Google was granted a patent last week that looks like it might have been among the company’s earliest patents filed. It involves showing television programs (News Programs to be more exact) and showing web pages relevant to the transcripts of the shows being presented to viewers in a second screen set.
The details of this recently granted version of the patent filed are:
Finding web pages relevant to multimedia streams
Invented by Monika H. Henzinger, Bay-Wei Chang, and Sergey Brin
Assigned to Google Inc.
The Board of Trustees of the Leland Stanford Junior University
United States Patent 8,868,543
Granted October 21, 2014
Filed: April 8, 2003
Abstract
A media stream, such as a news broadcast, is supplemented with relevant documents to the media stream. The documents may be web pages returned from a search engine. A search query generation component generates search queries for the search engine based on the media stream. A post-processing component may re-rank and/or filter the documents to enhance the viewing experience for the user.
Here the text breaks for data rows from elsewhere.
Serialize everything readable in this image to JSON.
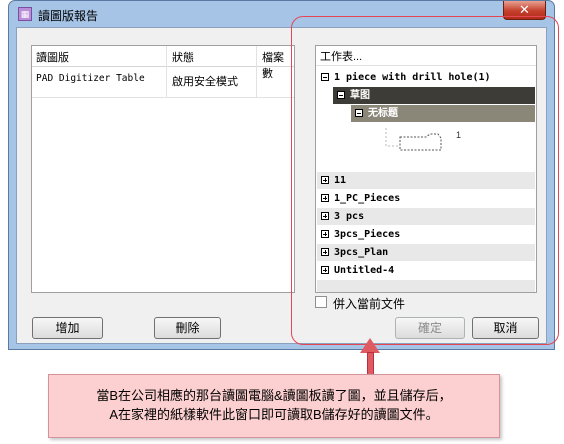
{
  "window": {
    "title": "讀圖版報告",
    "close_glyph": "✕"
  },
  "table": {
    "headers": [
      "讀圖版",
      "狀態",
      "檔案數"
    ],
    "rows": [
      {
        "device": "PAD Digitizer Table",
        "status": "啟用安全模式",
        "files": ""
      }
    ]
  },
  "left_buttons": {
    "add": "增加",
    "delete": "刪除"
  },
  "tree": {
    "header": "工作表...",
    "root": "1 piece with drill hole(1)",
    "child": "草图",
    "grandchild": "无标题",
    "thumb_label": "1",
    "items": [
      "11",
      "1_PC_Pieces",
      "3 pcs",
      "3pcs_Pieces",
      "3pcs_Plan",
      "Untitled-4"
    ]
  },
  "merge_checkbox": {
    "label": "併入當前文件",
    "checked": false
  },
  "right_buttons": {
    "ok": "確定",
    "cancel": "取消"
  },
  "callout": {
    "line1": "當B在公司相應的那台讀圖電腦&讀圖板讀了圖，並且儲存后，",
    "line2": "A在家裡的紙樣軟件此窗口即可讀取B儲存好的讀圖文件。"
  },
  "colors": {
    "highlight": "#e64554",
    "callout_bg": "#fcd0d0",
    "selected_dark": "#3e3c36",
    "selected_mid": "#8a8678"
  }
}
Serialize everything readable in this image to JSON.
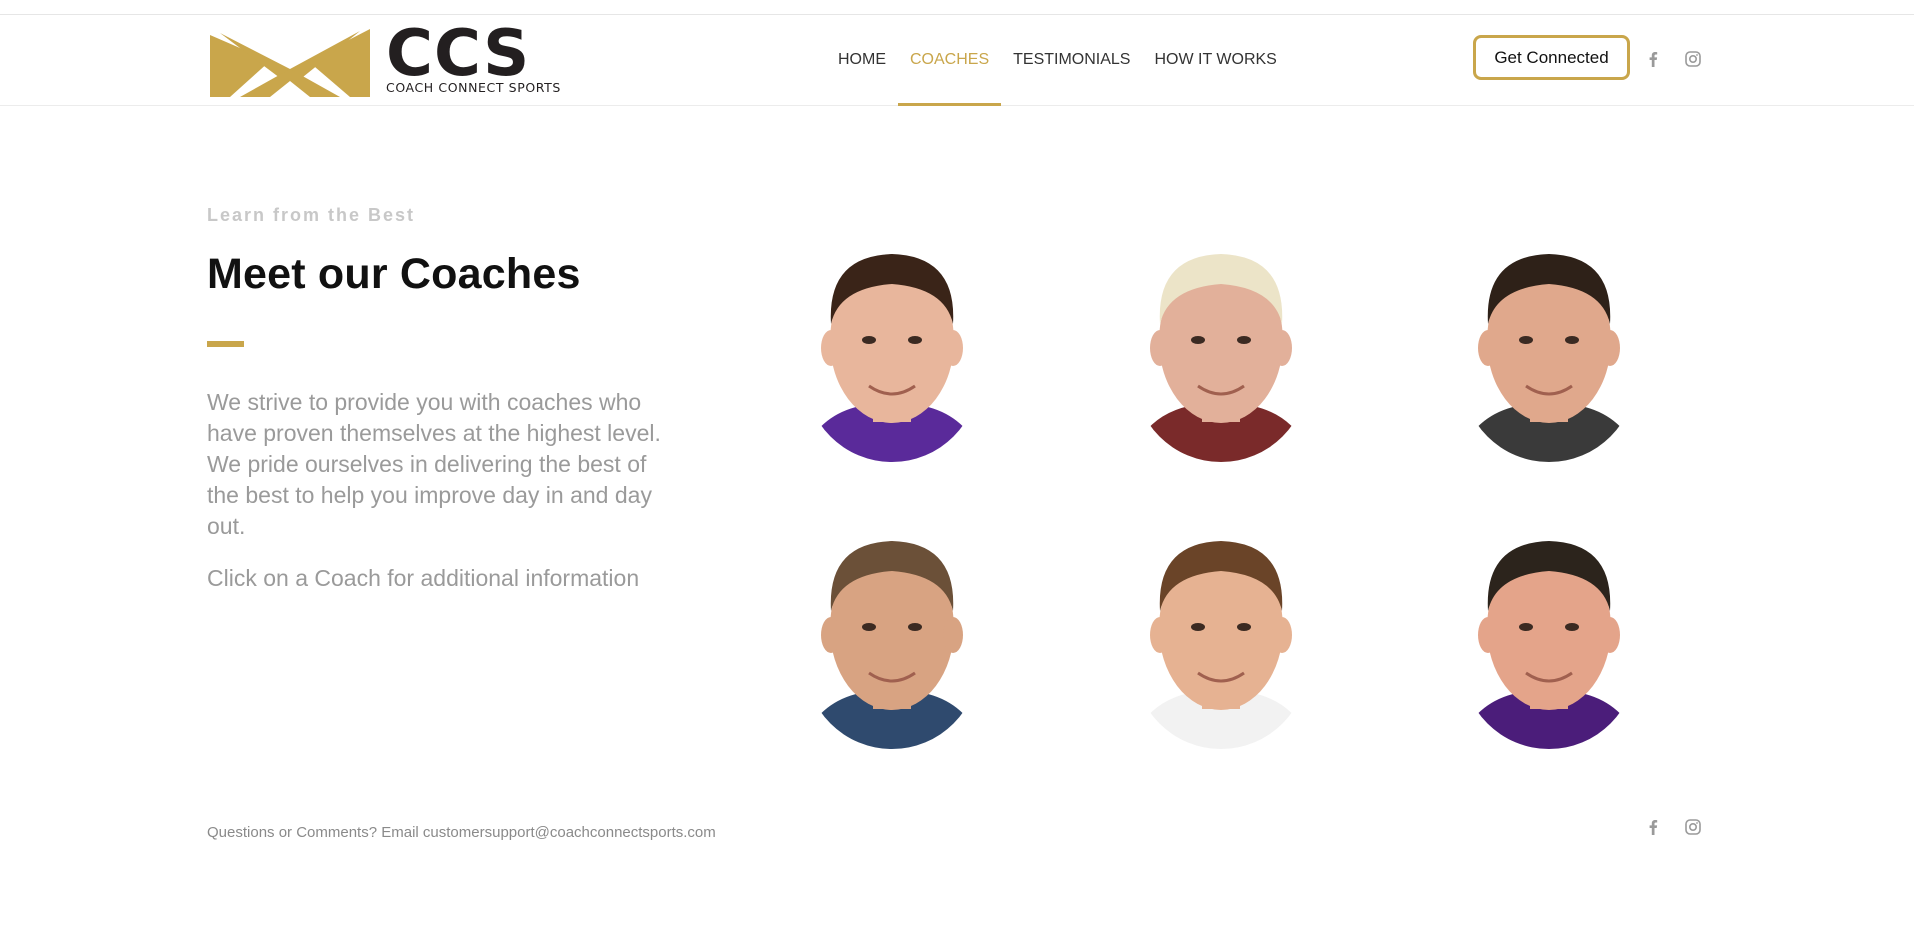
{
  "brand": {
    "name": "CCS",
    "tagline": "COACH CONNECT SPORTS",
    "accent_color": "#c9a64b",
    "dark_color": "#231f20"
  },
  "nav": {
    "items": [
      {
        "label": "HOME",
        "active": false
      },
      {
        "label": "COACHES",
        "active": true
      },
      {
        "label": "TESTIMONIALS",
        "active": false
      },
      {
        "label": "HOW IT WORKS",
        "active": false
      }
    ],
    "cta_label": "Get Connected"
  },
  "social_icons": [
    "facebook-icon",
    "instagram-icon"
  ],
  "hero": {
    "eyebrow": "Learn from the Best",
    "title": "Meet our Coaches",
    "description": "We strive to provide you with coaches who have proven themselves at the highest level. We pride ourselves in delivering the best of the best to help you improve day in and day out.",
    "hint": "Click on a Coach for additional information"
  },
  "coaches": [
    {
      "hair": "#3a2418",
      "skin": "#e8b69c",
      "shirt": "#5a2a9a"
    },
    {
      "hair": "#ece4c8",
      "skin": "#e2b09a",
      "shirt": "#7a2a2a"
    },
    {
      "hair": "#2e2118",
      "skin": "#e0a88c",
      "shirt": "#3a3a3a"
    },
    {
      "hair": "#6b5038",
      "skin": "#d8a382",
      "shirt": "#2f4a6e"
    },
    {
      "hair": "#6a4428",
      "skin": "#e6b292",
      "shirt": "#f2f2f2"
    },
    {
      "hair": "#2c241c",
      "skin": "#e4a48a",
      "shirt": "#4b1d7a"
    }
  ],
  "footer": {
    "contact_text": "Questions or Comments? Email customersupport@coachconnectsports.com"
  }
}
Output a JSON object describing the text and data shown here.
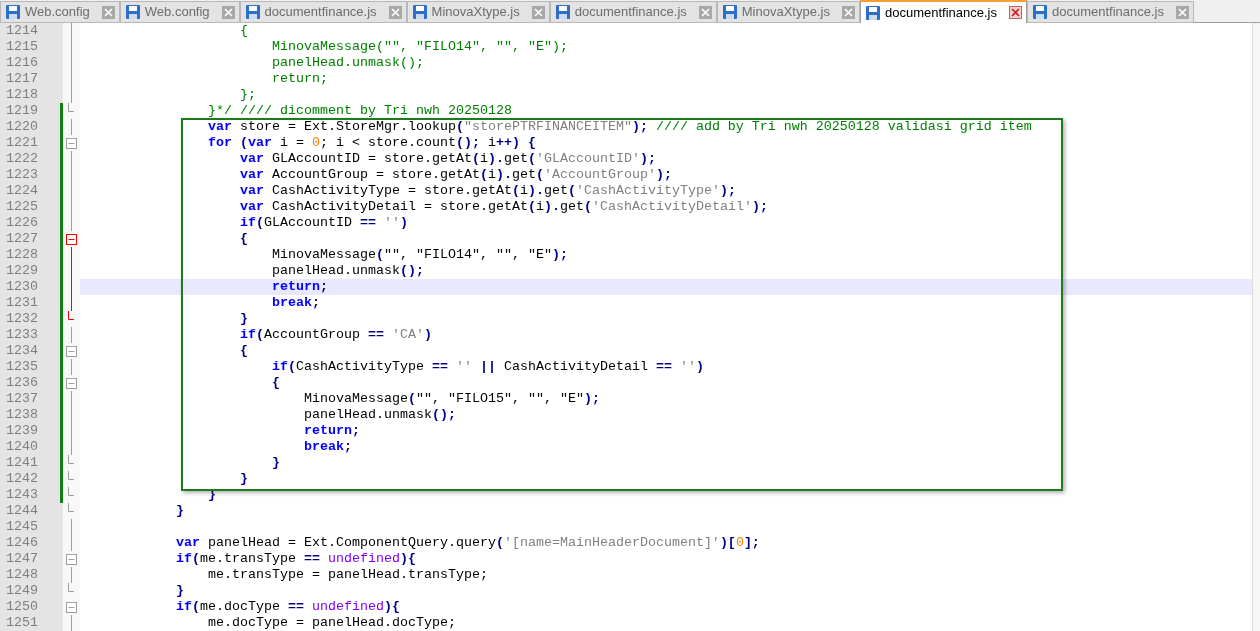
{
  "tabs": [
    {
      "label": "Web.config",
      "selected": false
    },
    {
      "label": "Web.config",
      "selected": false
    },
    {
      "label": "documentfinance.js",
      "selected": false
    },
    {
      "label": "MinovaXtype.js",
      "selected": false
    },
    {
      "label": "documentfinance.js",
      "selected": false
    },
    {
      "label": "MinovaXtype.js",
      "selected": false
    },
    {
      "label": "documentfinance.js",
      "selected": true
    },
    {
      "label": "documentfinance.js",
      "selected": false
    }
  ],
  "lines": [
    {
      "number": "1214",
      "changed": false,
      "current": false,
      "fold_start": false,
      "fold_end": false,
      "active_block": false,
      "tokens": [
        {
          "kind": "comment",
          "text": "                    {"
        }
      ]
    },
    {
      "number": "1215",
      "changed": false,
      "current": false,
      "fold_start": false,
      "fold_end": false,
      "active_block": false,
      "tokens": [
        {
          "kind": "comment",
          "text": "                        MinovaMessage(\"\", \"FILO14\", \"\", \"E\");"
        }
      ]
    },
    {
      "number": "1216",
      "changed": false,
      "current": false,
      "fold_start": false,
      "fold_end": false,
      "active_block": false,
      "tokens": [
        {
          "kind": "comment",
          "text": "                        panelHead.unmask();"
        }
      ]
    },
    {
      "number": "1217",
      "changed": false,
      "current": false,
      "fold_start": false,
      "fold_end": false,
      "active_block": false,
      "tokens": [
        {
          "kind": "comment",
          "text": "                        return;"
        }
      ]
    },
    {
      "number": "1218",
      "changed": false,
      "current": false,
      "fold_start": false,
      "fold_end": false,
      "active_block": false,
      "tokens": [
        {
          "kind": "comment",
          "text": "                    };"
        }
      ]
    },
    {
      "number": "1219",
      "changed": true,
      "current": false,
      "fold_start": false,
      "fold_end": true,
      "active_block": false,
      "tokens": [
        {
          "kind": "comment",
          "text": "                }*/ //// dicomment by Tri nwh 20250128"
        }
      ]
    },
    {
      "number": "1220",
      "changed": true,
      "current": false,
      "fold_start": false,
      "fold_end": false,
      "active_block": false,
      "tokens": [
        {
          "kind": "keyword",
          "text": "                var"
        },
        {
          "kind": "plain",
          "text": " store = Ext.StoreMgr.lookup"
        },
        {
          "kind": "operator",
          "text": "("
        },
        {
          "kind": "string",
          "text": "\"storePTRFINANCEITEM\""
        },
        {
          "kind": "operator",
          "text": ");"
        },
        {
          "kind": "comment",
          "text": " //// add by Tri nwh 20250128 validasi grid item"
        }
      ]
    },
    {
      "number": "1221",
      "changed": true,
      "current": false,
      "fold_start": true,
      "fold_end": false,
      "active_block": false,
      "tokens": [
        {
          "kind": "keyword",
          "text": "                for"
        },
        {
          "kind": "operator",
          "text": " ("
        },
        {
          "kind": "keyword",
          "text": "var"
        },
        {
          "kind": "plain",
          "text": " i = "
        },
        {
          "kind": "number",
          "text": "0"
        },
        {
          "kind": "plain",
          "text": "; i < store.count"
        },
        {
          "kind": "operator",
          "text": "();"
        },
        {
          "kind": "plain",
          "text": " i"
        },
        {
          "kind": "operator",
          "text": "++) {"
        }
      ]
    },
    {
      "number": "1222",
      "changed": true,
      "current": false,
      "fold_start": false,
      "fold_end": false,
      "active_block": false,
      "tokens": [
        {
          "kind": "keyword",
          "text": "                    var"
        },
        {
          "kind": "plain",
          "text": " GLAccountID = store.getAt"
        },
        {
          "kind": "operator",
          "text": "("
        },
        {
          "kind": "plain",
          "text": "i"
        },
        {
          "kind": "operator",
          "text": ")."
        },
        {
          "kind": "plain",
          "text": "get"
        },
        {
          "kind": "operator",
          "text": "("
        },
        {
          "kind": "string",
          "text": "'GLAccountID'"
        },
        {
          "kind": "operator",
          "text": ");"
        }
      ]
    },
    {
      "number": "1223",
      "changed": true,
      "current": false,
      "fold_start": false,
      "fold_end": false,
      "active_block": false,
      "tokens": [
        {
          "kind": "keyword",
          "text": "                    var"
        },
        {
          "kind": "plain",
          "text": " AccountGroup = store.getAt"
        },
        {
          "kind": "operator",
          "text": "("
        },
        {
          "kind": "plain",
          "text": "i"
        },
        {
          "kind": "operator",
          "text": ")."
        },
        {
          "kind": "plain",
          "text": "get"
        },
        {
          "kind": "operator",
          "text": "("
        },
        {
          "kind": "string",
          "text": "'AccountGroup'"
        },
        {
          "kind": "operator",
          "text": ");"
        }
      ]
    },
    {
      "number": "1224",
      "changed": true,
      "current": false,
      "fold_start": false,
      "fold_end": false,
      "active_block": false,
      "tokens": [
        {
          "kind": "keyword",
          "text": "                    var"
        },
        {
          "kind": "plain",
          "text": " CashActivityType = store.getAt"
        },
        {
          "kind": "operator",
          "text": "("
        },
        {
          "kind": "plain",
          "text": "i"
        },
        {
          "kind": "operator",
          "text": ")."
        },
        {
          "kind": "plain",
          "text": "get"
        },
        {
          "kind": "operator",
          "text": "("
        },
        {
          "kind": "string",
          "text": "'CashActivityType'"
        },
        {
          "kind": "operator",
          "text": ");"
        }
      ]
    },
    {
      "number": "1225",
      "changed": true,
      "current": false,
      "fold_start": false,
      "fold_end": false,
      "active_block": false,
      "tokens": [
        {
          "kind": "keyword",
          "text": "                    var"
        },
        {
          "kind": "plain",
          "text": " CashActivityDetail = store.getAt"
        },
        {
          "kind": "operator",
          "text": "("
        },
        {
          "kind": "plain",
          "text": "i"
        },
        {
          "kind": "operator",
          "text": ")."
        },
        {
          "kind": "plain",
          "text": "get"
        },
        {
          "kind": "operator",
          "text": "("
        },
        {
          "kind": "string",
          "text": "'CashActivityDetail'"
        },
        {
          "kind": "operator",
          "text": ");"
        }
      ]
    },
    {
      "number": "1226",
      "changed": true,
      "current": false,
      "fold_start": false,
      "fold_end": false,
      "active_block": false,
      "tokens": [
        {
          "kind": "keyword",
          "text": "                    if"
        },
        {
          "kind": "operator",
          "text": "("
        },
        {
          "kind": "plain",
          "text": "GLAccountID "
        },
        {
          "kind": "operator",
          "text": "== "
        },
        {
          "kind": "string",
          "text": "''"
        },
        {
          "kind": "operator",
          "text": ")"
        }
      ]
    },
    {
      "number": "1227",
      "changed": true,
      "current": false,
      "fold_start": true,
      "fold_end": false,
      "active_block": true,
      "tokens": [
        {
          "kind": "operator",
          "text": "                    {"
        }
      ]
    },
    {
      "number": "1228",
      "changed": true,
      "current": false,
      "fold_start": false,
      "fold_end": false,
      "active_block": true,
      "tokens": [
        {
          "kind": "plain",
          "text": "                        MinovaMessage"
        },
        {
          "kind": "operator",
          "text": "("
        },
        {
          "kind": "plain",
          "text": "\"\", \"FILO14\", \"\", \"E\""
        },
        {
          "kind": "operator",
          "text": ");"
        }
      ]
    },
    {
      "number": "1229",
      "changed": true,
      "current": false,
      "fold_start": false,
      "fold_end": false,
      "active_block": true,
      "tokens": [
        {
          "kind": "plain",
          "text": "                        panelHead.unmask"
        },
        {
          "kind": "operator",
          "text": "();"
        }
      ]
    },
    {
      "number": "1230",
      "changed": true,
      "current": true,
      "fold_start": false,
      "fold_end": false,
      "active_block": true,
      "tokens": [
        {
          "kind": "keyword",
          "text": "                        return"
        },
        {
          "kind": "operator",
          "text": ";"
        }
      ]
    },
    {
      "number": "1231",
      "changed": true,
      "current": false,
      "fold_start": false,
      "fold_end": false,
      "active_block": true,
      "tokens": [
        {
          "kind": "keyword",
          "text": "                        break"
        },
        {
          "kind": "operator",
          "text": ";"
        }
      ]
    },
    {
      "number": "1232",
      "changed": true,
      "current": false,
      "fold_start": false,
      "fold_end": true,
      "active_block": true,
      "tokens": [
        {
          "kind": "operator",
          "text": "                    }"
        }
      ]
    },
    {
      "number": "1233",
      "changed": true,
      "current": false,
      "fold_start": false,
      "fold_end": false,
      "active_block": false,
      "tokens": [
        {
          "kind": "keyword",
          "text": "                    if"
        },
        {
          "kind": "operator",
          "text": "("
        },
        {
          "kind": "plain",
          "text": "AccountGroup "
        },
        {
          "kind": "operator",
          "text": "== "
        },
        {
          "kind": "string",
          "text": "'CA'"
        },
        {
          "kind": "operator",
          "text": ")"
        }
      ]
    },
    {
      "number": "1234",
      "changed": true,
      "current": false,
      "fold_start": true,
      "fold_end": false,
      "active_block": false,
      "tokens": [
        {
          "kind": "operator",
          "text": "                    {"
        }
      ]
    },
    {
      "number": "1235",
      "changed": true,
      "current": false,
      "fold_start": false,
      "fold_end": false,
      "active_block": false,
      "tokens": [
        {
          "kind": "keyword",
          "text": "                        if"
        },
        {
          "kind": "operator",
          "text": "("
        },
        {
          "kind": "plain",
          "text": "CashActivityType "
        },
        {
          "kind": "operator",
          "text": "== "
        },
        {
          "kind": "string",
          "text": "''"
        },
        {
          "kind": "operator",
          "text": " || "
        },
        {
          "kind": "plain",
          "text": "CashActivityDetail "
        },
        {
          "kind": "operator",
          "text": "== "
        },
        {
          "kind": "string",
          "text": "''"
        },
        {
          "kind": "operator",
          "text": ")"
        }
      ]
    },
    {
      "number": "1236",
      "changed": true,
      "current": false,
      "fold_start": true,
      "fold_end": false,
      "active_block": false,
      "tokens": [
        {
          "kind": "operator",
          "text": "                        {"
        }
      ]
    },
    {
      "number": "1237",
      "changed": true,
      "current": false,
      "fold_start": false,
      "fold_end": false,
      "active_block": false,
      "tokens": [
        {
          "kind": "plain",
          "text": "                            MinovaMessage"
        },
        {
          "kind": "operator",
          "text": "("
        },
        {
          "kind": "plain",
          "text": "\"\", \"FILO15\", \"\", \"E\""
        },
        {
          "kind": "operator",
          "text": ");"
        }
      ]
    },
    {
      "number": "1238",
      "changed": true,
      "current": false,
      "fold_start": false,
      "fold_end": false,
      "active_block": false,
      "tokens": [
        {
          "kind": "plain",
          "text": "                            panelHead.unmask"
        },
        {
          "kind": "operator",
          "text": "();"
        }
      ]
    },
    {
      "number": "1239",
      "changed": true,
      "current": false,
      "fold_start": false,
      "fold_end": false,
      "active_block": false,
      "tokens": [
        {
          "kind": "keyword",
          "text": "                            return"
        },
        {
          "kind": "operator",
          "text": ";"
        }
      ]
    },
    {
      "number": "1240",
      "changed": true,
      "current": false,
      "fold_start": false,
      "fold_end": false,
      "active_block": false,
      "tokens": [
        {
          "kind": "keyword",
          "text": "                            break"
        },
        {
          "kind": "operator",
          "text": ";"
        }
      ]
    },
    {
      "number": "1241",
      "changed": true,
      "current": false,
      "fold_start": false,
      "fold_end": true,
      "active_block": false,
      "tokens": [
        {
          "kind": "operator",
          "text": "                        }"
        }
      ]
    },
    {
      "number": "1242",
      "changed": true,
      "current": false,
      "fold_start": false,
      "fold_end": true,
      "active_block": false,
      "tokens": [
        {
          "kind": "operator",
          "text": "                    }"
        }
      ]
    },
    {
      "number": "1243",
      "changed": true,
      "current": false,
      "fold_start": false,
      "fold_end": true,
      "active_block": false,
      "tokens": [
        {
          "kind": "operator",
          "text": "                }"
        }
      ]
    },
    {
      "number": "1244",
      "changed": false,
      "current": false,
      "fold_start": false,
      "fold_end": true,
      "active_block": false,
      "tokens": [
        {
          "kind": "operator",
          "text": "            }"
        }
      ]
    },
    {
      "number": "1245",
      "changed": false,
      "current": false,
      "fold_start": false,
      "fold_end": false,
      "active_block": false
    },
    {
      "number": "1246",
      "changed": false,
      "current": false,
      "fold_start": false,
      "fold_end": false,
      "active_block": false,
      "tokens": [
        {
          "kind": "keyword",
          "text": "            var"
        },
        {
          "kind": "plain",
          "text": " panelHead = Ext.ComponentQuery.query"
        },
        {
          "kind": "operator",
          "text": "("
        },
        {
          "kind": "string",
          "text": "'[name=MainHeaderDocument]'"
        },
        {
          "kind": "operator",
          "text": ")["
        },
        {
          "kind": "number",
          "text": "0"
        },
        {
          "kind": "operator",
          "text": "];"
        }
      ]
    },
    {
      "number": "1247",
      "changed": false,
      "current": false,
      "fold_start": true,
      "fold_end": false,
      "active_block": false,
      "tokens": [
        {
          "kind": "keyword",
          "text": "            if"
        },
        {
          "kind": "operator",
          "text": "("
        },
        {
          "kind": "plain",
          "text": "me.transType "
        },
        {
          "kind": "operator",
          "text": "== "
        },
        {
          "kind": "constant",
          "text": "undefined"
        },
        {
          "kind": "operator",
          "text": "){"
        }
      ]
    },
    {
      "number": "1248",
      "changed": false,
      "current": false,
      "fold_start": false,
      "fold_end": false,
      "active_block": false,
      "tokens": [
        {
          "kind": "plain",
          "text": "                me.transType = panelHead.transType;"
        }
      ]
    },
    {
      "number": "1249",
      "changed": false,
      "current": false,
      "fold_start": false,
      "fold_end": true,
      "active_block": false,
      "tokens": [
        {
          "kind": "operator",
          "text": "            }"
        }
      ]
    },
    {
      "number": "1250",
      "changed": false,
      "current": false,
      "fold_start": true,
      "fold_end": false,
      "active_block": false,
      "tokens": [
        {
          "kind": "keyword",
          "text": "            if"
        },
        {
          "kind": "operator",
          "text": "("
        },
        {
          "kind": "plain",
          "text": "me.docType "
        },
        {
          "kind": "operator",
          "text": "== "
        },
        {
          "kind": "constant",
          "text": "undefined"
        },
        {
          "kind": "operator",
          "text": "){"
        }
      ]
    },
    {
      "number": "1251",
      "changed": false,
      "current": false,
      "fold_start": false,
      "fold_end": false,
      "active_block": false,
      "tokens": [
        {
          "kind": "plain",
          "text": "                me.docType = panelHead.docType;"
        }
      ]
    }
  ]
}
Note that the patent is assigned to both Google and Stanford University, which means that the patent may have been worked upon while Brin and Page were still students at Stanford.
The original provisional version of the patent was named after a paper that Google submitted to the WWW 2003 Conference, and the document submitted by Google was a copy of that paper, which I searched for on the Web, and was unable to find another copy of other than the copy that was submitted to the patent office, which I am sharing here as Finding Webpages Relevant to TV News
The patent tells us of the creation of a transcript of the television show and an analysis of the content of that show based upon algorithms that look at words that are less frequently used on the Web, which means that they are rarer words that aren’t commonly used on a large number of pages on the Web.
The idea behind the patent is in creating a second screen experience much like many people experience watching TV while also using their smartphones or tablet computers to learn more about the shows they are watching. The paper from the 2003 WWW conference does a good job explaining the algorithms that a system like this might use.
It took a long time for Google to be granted this patent, but it wouldn’t be surprising if Google used it somehow. – It seems like the idea of a second screen experience is more popular than ever.